I visited both the hotel fair and the main CFDF fair. It was suggested to me that the Shangri-La hotel fair is the most relevant and a must visit, which was confirmed by the bigger players in attendance such as Wines of Australia, Wines of South Africa, Wines of Chile and Treasury Wine Estates.

If I had to sum up my impressions of the fairs into one sentence it would be: I have never seen so many labels and wines that I did not recognise.

Having worked as a buyer for a UK importer, I attended all of the most important wine fairs in Europe to meet with producers and to find new ones. As a result, I got to know many producers and their labels and throughout the years it became easier to spot the new producers among the familiar ones that you see year in and year out. Because the Chengdu fair exhibitors are largely importers and distributors from all over China, there were countless inventive labels that I had never seen before. Having taken some photos for reference, I contacted a French Blaye Côtes de Bordeaux AOC producer to ask if the label I came across was the real deal-and it was. It was specific to the Chinese market and utterly unlike their actual label except for the name of the château.

At the same time I noted the bottle, like many others, had medal and points stickers taking up significant amount of frontal bottle space. I started to think this must be a window into what a budding wine market looks like. It was filled with enthusiasts and prospectors that have stampeded to the ‘gold rush’ hoping to find a nugget. Perhaps unbeknownst to some of the importers, the wine trade is hard and margins are small in contrast to other consumables. When those prospecting realise that nuggets are hard to come by, I expect there to be a ‘natural selection’ and only the fittest will remain.

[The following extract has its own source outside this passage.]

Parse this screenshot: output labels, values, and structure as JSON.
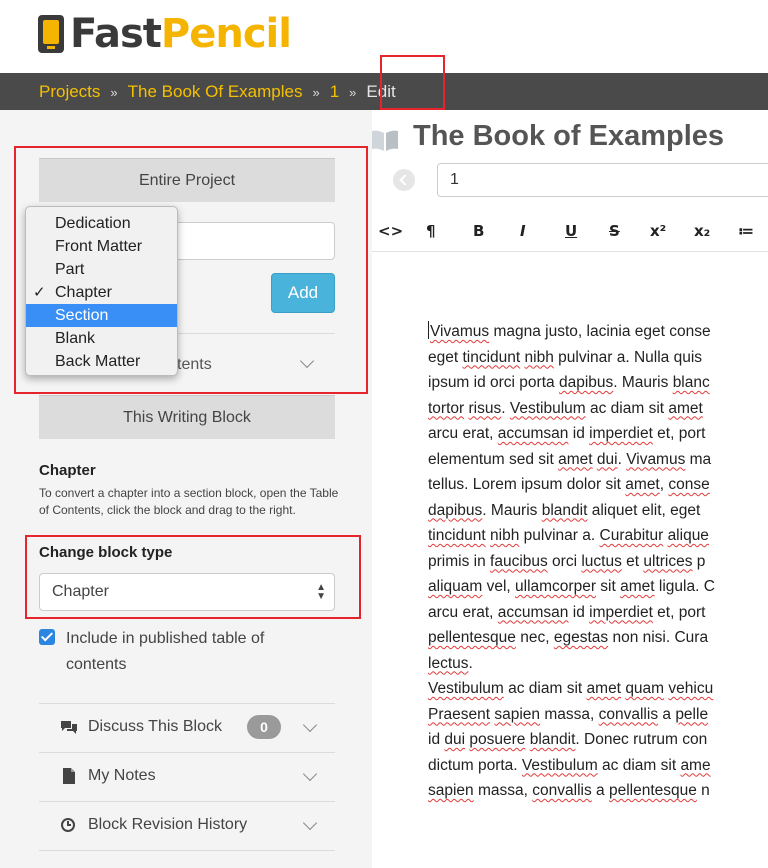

In the meantime I wonder how and where all the wines and their countless labels will be sold, especially if they are meant for drinking while young and fresh, which I am fairly certain most of them are, given their price points.

At the CFDF fair, I tasted a handful of Chinese wines from Xinjiang, Hebei, Inner Mongolia, Shanxi, Gansu and Ningxia. This was a varied tasting and like the world over, conscientious producers that restrict yields and use carefully selected healthy grapes with experience and skilled winemakers make better wine. Those with unhealthy or unripe grapes at yields upwards of 60hl/ha in red grapes do not. At this nascent stage, I believe producers are still finding their feet. The tasting reconfirmed that I have yet to meet a Cabernet Gernischt (Carmenere) from China that impresses.

What impressed me about my brief trip was Chengdu itself. It is a beautiful city, huge with two rivers that meet in the centre. It is home to the Chengdu Panda Base but most significantly, an epicentre of spicy Sichuan food. The local people I met were so proud of their food and we spent a significant amount of time discussing where I should go eat when I return with husband in tow. In addition to gastronomy and pandas, there is also a vibrant nightlife. The Hong Kong Lan Kwai Fung group has brought the party to Chengdu via an enormous complex of hedonism. I indulged in the nightlife in the name of research, which only served to remind me of my age the next morning. I look forward to returning to the fair each spring to see its development, providing a glimpse into a slice of the Chinese wine market. Given the speed at which things move at in China, I would expect to see the market going through puberty in the next few years.